OpenVINO Toolkit 2023.0.0.dev20230407
  • Enabled remote tensor in C API 2.0 (accepting tensor located in graph memory)

  • Introduced model caching on GPU. Model Caching, which reduces First Inference Latency (FIL), is extended to work as a single method on both CPU and GPU plug-ins.

  • Added the post-training Accuracy-Aware Quantization mechanism for OpenVINO IR. By using this mechanism the user can define the accuracy drop criteria and NNCF will consider it during the quantization.

  • Migrated the CPU plugin to OneDNN 3.1.

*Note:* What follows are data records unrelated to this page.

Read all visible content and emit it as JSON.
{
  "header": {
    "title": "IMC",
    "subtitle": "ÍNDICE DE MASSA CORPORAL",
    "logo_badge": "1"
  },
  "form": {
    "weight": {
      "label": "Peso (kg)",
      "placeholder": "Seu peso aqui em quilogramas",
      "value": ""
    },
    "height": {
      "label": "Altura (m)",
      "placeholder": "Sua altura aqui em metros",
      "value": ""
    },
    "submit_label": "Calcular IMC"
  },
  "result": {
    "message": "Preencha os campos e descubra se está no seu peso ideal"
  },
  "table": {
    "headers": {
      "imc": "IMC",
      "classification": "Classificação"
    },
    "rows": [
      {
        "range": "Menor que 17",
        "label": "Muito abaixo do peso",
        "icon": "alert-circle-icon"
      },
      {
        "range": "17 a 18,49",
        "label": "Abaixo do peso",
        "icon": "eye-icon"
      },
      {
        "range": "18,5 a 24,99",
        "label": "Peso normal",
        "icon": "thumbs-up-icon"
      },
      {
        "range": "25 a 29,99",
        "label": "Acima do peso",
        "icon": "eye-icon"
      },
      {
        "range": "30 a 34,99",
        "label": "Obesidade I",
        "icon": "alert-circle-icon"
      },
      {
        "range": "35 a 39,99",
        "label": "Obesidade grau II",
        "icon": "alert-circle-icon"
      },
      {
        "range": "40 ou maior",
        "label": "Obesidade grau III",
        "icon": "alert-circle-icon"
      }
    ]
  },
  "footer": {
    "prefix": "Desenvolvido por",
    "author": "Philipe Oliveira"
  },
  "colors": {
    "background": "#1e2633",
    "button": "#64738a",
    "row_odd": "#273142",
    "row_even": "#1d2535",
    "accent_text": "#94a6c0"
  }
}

  • Enabled CPU fall-back for the AUTO plugin - in case of run-time failure of networks on accelerator devices, CPU is used.

  • Now, AUTO supports the option to disable CPU as the initial acceleration device to speed up first-inference latency.

  • Implemented ov::hint::inference_precision, which enables running network inference independently of the IR precision. The default mode is FP16, it is possible to infer in FP32 to increase accuracy.

  • Optimized performance on dGPU with Intel oneDNN v3.1, especially for transformer models.

  • Enabled dynamic shapes on iGPU and dGPU for Transformer(NLP) models. Not all dynamic models are enabled but model coverage will be expanded in following releases.

  • Improved performance for Transformer models for NLP pipelines on CPU.

  • Extended support to the following models:

    • Enabled MLPerf RNN-T model.

    • Enabled Detectron2 MaskRCNN.

    • Enabled OpenSeeFace models.

    • Enabled Clip model.

    • Optimized WeNet model.

Known issues:

  • OpenVINO-dev wheel does not contain the benchmark_app package

OpenVINO Toolkit 2023.0.0.dev20230217

OpenVINO™ repository tag: 2023.0.0.dev20230217

  • Enabled PaddlePaddle Framework 2.4

  • Preview of TensorFlow Lite Frontend – Load models directly via “read_model” into OpenVINO Runtime and export OpenVINO IR format using model conversion API or “convert_model”

  • PyTorch Frontend is available as an experimental feature which will allow you to convert PyTorch models, using convert_model Python API directly from your code without the need to export to the ONNX format. Model coverage is continuously increasing. Feel free to start using the option and give us feedback.

  • Model conversion API now uses the TensorFlow Frontend as the default path for conversion to IR. Known limitations compared to the legacy approach are: TF1 Loop, Complex types, models requiring config files and old python extensions. The solution detects unsupported functionalities and provides fallback. To force using the legacy frontend use_legacy_fronted can be specified.

  • Model conversion API now supports out-of-the-box conversion of TF2 Object Detection models. At this point, same performance experience is guaranteed only on CPU devices. Feel free to start enjoying TF2 Object Detection models without config files!

  • Introduced new option ov::auto::enable_startup_fallback / ENABLE_STARTUP_FALLBACK to control whether to use CPU to accelerate first inference latency for accelerator HW devices like GPU.

  • New FrontEndManager register_front_end(name, lib_path) interface added, to remove “OV_FRONTEND_PATH” env var (a way to load non-default frontends).